Two weeks in, many attendees are still feeling the event out. One engineer confided that they regretted signing up for two weeks at the camp, due to bouts of loneliness. A founder said they’d barely attended anything as they had to perfect their codebase. Another, who dropped unusual acronyms into casual conversation, mentioning WBE (whole brain emulation), BCI (brain-computer interfaces), and DeSci (decentralized science), said they’d love to stay for the entire month, but couldn’t afford the hotels. 

A roundtable discussion following the Defeat Death debate, where brain tissue replacement believers battled cell reprogramming scientists.
A roundtable discussion following a candlelight session on life and death at Edge Esmeralda. | Source: Courtesy Mikhail Batin/ Open Longevity

On Friday night, June 14, many Esmeraldans made the 70-mile trip to San Francisco.
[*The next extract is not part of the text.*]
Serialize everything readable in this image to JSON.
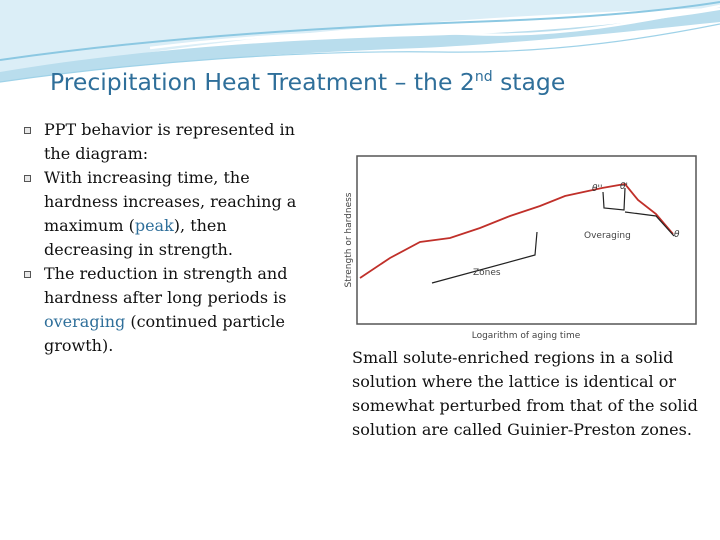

Days before, news had dropped that Grimes, the techno DJ, longevity evangelist, and Elon Musk’s ex-girlfriend, was headlining the free, secretive Bio Acceleration rave.

“Join us for a night of healing frequencies, hi energy, elixirs & drip,” an itinerary beckoned. Sponsors included Intercom CEO Eoghan McCabe (“This is gonna be epic!” he tweeted), VitaDAO, Extropic, Farbood Nivi, and Bonbuz, a drinks startup that delivers a “natural buzz, without the booze.” The attendees returned to Healdsburg feeling chastened. Grimes never showed, nor offered any explanation for her absence.

Then the sky took on an unhealthy yellow tinge and the air turned truly toxic. Ten miles northwest of Healdsburg, the Point Fire erupted, raging across 1,200 acres. A number of guests, especially those with small children, exited Esmeralda.

Zuegel and the other organizers scrambled to get information from the authorities. They prepared to adapt the scheduled events in real-time, and primed their shuttle buses for potential evacuation.

On Monday they sent out an email blast: all was well. “There is no serious concern that the fire will impact downtown Healdsburg…because there is an extensive barrier of vineyards, the highway, and lots of breaks made by firefighters.”

All the same, Esmeraldans were invited to attend an off-site to the off-site, held at a private campground in Mendocino. “Join us among the redwoods for a weekend of nature activities, talks, music, dancing and quality time spent with the community.”